REVIEW - A NORMAL WOMAN
A Normal Woman menempatkan karakter utamanya di tengah keluarga borjuis yang dari luar nampak sempurna berkat segala kerupawanan mereka, namun sejatinya akrab dengan kekacauan serta hati yang hampa. Sayangnya kondisi serupa turut menimpa karya terbaru Lucky Kuswandi ini. Film yang kulit luarnya begitu cantik, tetapi begitu ditelusuri lebih dalam, ada kesemrawutan yang tak lagi bisa diuraikan.
Milla (Marissa Anita) dianggap mempunyai hidup idaman semua perempuan setelah menikahi Jonathan (Dion Wiyoko) si pebisnis kaya. Suatu ketika keduanya diwawancarai sebuah majalah ternama, dan si jurnalis berkata kepada Jonathan, "You have the most beautiful family...and wife." Seolah Milla bukan dianggap sebagai bagian keluarga terpandang itu.
Mungkin kenyataannya memang demikian. Si ibu mertua, Liliana (Widyawati), memperlakukannya bak asisten rumah tangga yang selalu berbuat dosa. Milla memang bukan berasal dari keluarga kaya. Ibunya (Maya Hasan) pun masih sering meminta uang untuk berjudi. Angel (Mima Shafa), sang putri yang kerap menerima ejekan terkait fisiknya, baik oleh warganet maupun neneknya sendiri, jadi alasan Milla terus bertahan di rumah yang terkesan dingin tersebut.
Kemewahan rumah si tokoh utama diterjemahkan dengan baik oleh Teddy Setiawan selaku desainer produksi. Sinematografi arahan Batara Goempar menguatkan keindahan visualnya, mengajak penonton mengamati sudut-sudut penuh estetika mahal yang nampak asing bagi rakyat jelata seperti saya. Misal salib di kamar Jonathan dan Milla yang dibentuk oleh tata lampu, yang turut menandakan tingginya religiositas keluarga ini. Sederhananya, rumah ini berkarakter.
Tapi sebagaimana ia tidak lahir dari keluarga kaya, Milla tak menjadikan agama sebagai tuntunan utama hidupnya. Jurang perbedaan dengan keluarga Jonathan pun makin lebar. Sampai tiba-tiba Milla mengidap penyakit aneh yang membuat lehernya merasakan gatal-gatal parah. Bukan cuma itu, ia mulai sering mendapat penglihatan tentang gadis cilik bernama Grace.
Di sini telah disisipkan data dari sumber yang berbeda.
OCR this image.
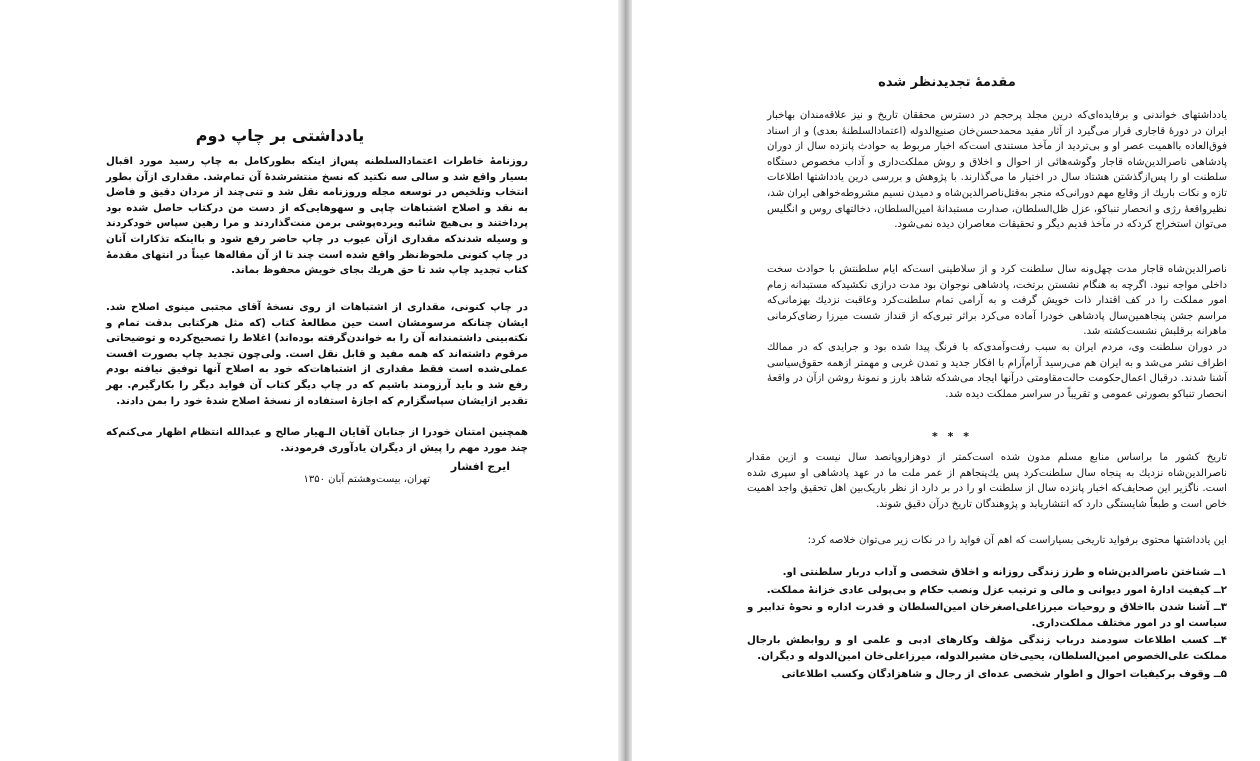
یادداشتی بر چاپ دوم

روزنامهٔ خاطرات اعتمادالسلطنه پس‌از اینکه بطورکامل به چاپ رسید مورد اقبال بسیار واقع شد و سالی سه نکتید که نسخ منتشرشدهٔ آن تمام‌شد. مقداری ازآن بطور انتخاب وتلخیص در توسعه مجله وروزنامه نقل شد و تنی‌چند از مردان دقیق و فاضل به نقد و اصلاح اشتباهات چاپی و سهوهایی‌که از دست من درکتاب حاصل شده بود پرداختند و بی‌هیچ شائبه ویرده‌پوشی برمن منت‌گذاردند و مرا رهین سپاس خودکردند و وسیله شدندکه مقداری ازآن عیوب در چاپ حاضر رفع شود و بااینکه تذکارات آنان در چاپ کنونی ملحوظ‌نظر واقع شده است چند تا از آن مقاله‌ها عیناً در انتهای مقدمهٔ کتاب تجدید چاپ شد تا حق هریك بجای خویش محفوظ بماند.

در چاپ کنونی، مقداری از اشتباهات از روی نسخهٔ آقای مجتبی مینوی اصلاح شد. ایشان چنانکه مرسومشان است حین مطالعهٔ کتاب (که مثل هرکتابی بدقت تمام و نکته‌بینی داشتمندانه آن را به خواندن‌گرفته بوده‌اند) اغلاط را تصحیح‌کرده و توضیحاتی مرقوم داشته‌اند که همه مفید و قابل نقل است. ولی‌چون تجدید چاپ بصورت افست عملی‌شده است فقط مقداری از اشتباهات‌که خود به اصلاح آنها توفیق نیافته بودم رفع شد و باید آرزومند باشیم که در چاپ دیگر کتاب آن فواید دیگر را بکارگیرم. بهر تقدیر ازایشان سپاسگزارم که اجازهٔ استفاده از نسخهٔ اصلاح شدهٔ خود را بمن دادند.

همچنین امتنان خودرا از جنابان آقایان الـهیار صالح و عبدالله انتظام اظهار می‌کنم‌که چند مورد مهم را پیش از دیگران یادآوری فرمودند.

ایرج افشار
تهران، بیست‌وهشتم آبان ۱۳۵۰
مقدمهٔ تجدیدنظر شده

یادداشتهای خواندنی و برفایده‌ای‌که درین مجلد پرحجم در دسترس محققان تاریخ و نیز علاقه‌مندان بهاخبار ایران در دورهٔ قاجاری قرار می‌گیرد از آثار مفید محمدحسن‌خان صنیع‌الدوله (اعتمادالسلطنهٔ بعدی) و از اسناد فوق‌العاده بااهمیت عصر او و بی‌تردید از مآخذ مستندی است‌که اخبار مربوط به حوادث پانزده سال از دوران پادشاهی ناصرالدین‌شاه قاجار وگوشه‌هائی از احوال و اخلاق و روش مملکت‌داری و آداب مخصوص دستگاه سلطنت او را پس‌ازگذشتن هشتاد سال در اختیار ما می‌گذارند. با پژوهش و بررسی درین یادداشتها اطلاعات تازه و نکات باریك از وقایع مهم دورانی‌که منجر به‌قتل‌ناصرالدین‌شاه و دمیدن نسیم مشروطه‌خواهی ایران شد، نظیرواقعهٔ رژی و انحصار تنباکو، عزل ظل‌السلطان، صدارت مستبدانهٔ امین‌السلطان، دخالتهای روس و انگلیس می‌توان استخراج کردکه در مآخذ قدیم دیگر و تحقیقات معاصران دیده نمی‌شود.

ناصرالدین‌شاه قاجار مدت چهل‌ونه سال سلطنت کرد و از سلاطینی است‌که ایام سلطنتش با حوادث سخت داخلی مواجه نبود. اگرچه به هنگام نشستن برتخت، پادشاهی نوجوان بود مدت درازی نکشید‌که مستبدانه زمام امور مملکت را در کف اقتدار ذات خویش گرفت و به آرامی تمام سلطنت‌کرد وعاقبت نزدیك بهزمانی‌که مراسم جشن پنجاهمین‌سال پادشاهی خودرا آماده می‌کرد براثر تیری‌که از قنداز شست میرزا رضای‌کرمانی ماهرانه برقلبش نشست‌کشته شد.

در دوران سلطنت وی، مردم ایران به سبب رفت‌وآمدی‌که با فرنگ پیدا شده بود و جرایدی که در ممالك اطراف نشر می‌شد و به ایران هم می‌رسید آرام‌آرام با افکار جدید و تمدن غربی و مهمتر ازهمه حقوق‌سیاسی آشنا شدند. درقبال اعمال‌حکومت حالت‌مقاومتی درآنها ایجاد می‌شد‌که شاهد بارز و نمونهٔ روشن ازآن در واقعهٔ انحصار تنباکو بصورتی عمومی و تقریباً در سراسر مملکت دیده شد.

* * *

تاریخ کشور ما براساس منابع مسلم مدون شده است‌کمتر از دوهزاروپانصد سال نیست و ازین مقدار ناصرالدین‌شاه نزدیك به پنجاه سال سلطنت‌کرد پس یك‌پنجاهم از عمر ملت ما در عهد پادشاهی او سپری شده است. ناگزیر این صحایف‌که اخبار پانزده سال از سلطنت او را در بر دارد از نظر باریک‌بین اهل تحقیق واجد اهمیت خاص است و طبعاً شایستگی دارد که انتشاریابد و پژوهندگان تاریخ درآن دقیق شوند.

این یادداشتها محتوی برفواید تاریخی بسیاراست که اهم آن فواید را در نکات زیر می‌توان خلاصه کرد:

۱ــ شناختن ناصرالدین‌شاه و طرز زندگی روزانه و اخلاق شخصی و آداب دربار سلطنتی او.

۲ــ کیفیت ادارهٔ امور دیوانی و مالی و ترتیب عزل ونصب حکام و بی‌پولی عادی خزانهٔ مملکت.

۳ــ آشنا شدن بااخلاق و روحیات میرزاعلی‌اصغرخان امین‌السلطان و قدرت اداره و نحوهٔ تدابیر و سیاست او در امور مختلف مملکت‌داری.

۴ــ کسب اطلاعات سودمند درباب زندگی مؤلف وکارهای ادبی و علمی او و روابطش بارجال مملکت علی‌الخصوص امین‌السلطان، یحیی‌خان مشیرالدوله، میرزاعلی‌خان امین‌الدوله و دیگران.

۵ــ وقوف برکیفیات احوال و اطوار شخصی عده‌ای از رجال و شاهزادگان وکسب اطلاعاتی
Naskah buatan Lucky Kuswandi dan Andri Cung memakai anomali yang Milla alami sebagai representasi dari "penyakit" yang banyak menjangkiti manusia: kepura-puraan. Bagaimana individu acapkali memakai topeng yang amat berlawanan dengan wajah aslinya, sembari berlakon di atas panggung sandiwara bernama "norma sosial". Tapi toh seberapa pun si individu jago berakting, lambat laun kepalsuan tersebut bakal menyulut ketidaknyamanan.
Lain cerita dengan akting Marissa Anita. Ada kepuasan melihatnya tiba-tiba bertransisi, dari melafalkan Bahasa Inggris secara fasih menjadi berbicara memakai logat Surabaya. Pergulatan emosi Milla pun disuarakannya secara luar biasa. Marissa ibarat jangkar yang menjaga filmnya tidak tenggelam, tatkala naskahnya bak kehabisan akal mesti bagaimana mengembangkan gagasan dasar yang dibawa.
A Normal Woman masih menerapkan trik generik, di mana 110 menit durasinya dipenuhi oleh halusinasi yang protagonisnya alami. Semakin lama semakin melelahkan, apalagi kala tiap adegan dibawakan dengan tempo berlarut-larut. Ide besar pun bakal terasa kecil, bila alih-alih dieksplorasi secara menyeluruh, ia sebatas dipaksa memanjang.
Filmnya bergantung pada hadirnya titik balik, saat karakter Erika (Gisella Anastasia), tukang rias yang amat disukai Liliana, masuk dalam kehidupan Milla. Tapi bukannya memperkaya cerita, penambahan tokoh baru tersebut, lengkap dengan twist yang dibawanya, sekadar memperkeruh. Kacau.
Secara tersirat, Liliana berharap Erika bisa menggantikan peran Milla sebagai pendamping Jonathan. Mengapa Liliana yang sedemikian angkuh, juga membenci Milla karena berasal dari keluarga miskin, malah ingin menjadikan tukang rias biasa sebagai menantu baru? Kenapa pula para ART di rumah semegah itu dibiarkan memakai pakaian kumal alih-alih diberikan seragam? Tidakkah para borjuis selalu ingin segala hal di sekitar mereka nampak memukau? Entah apa maunya film ini.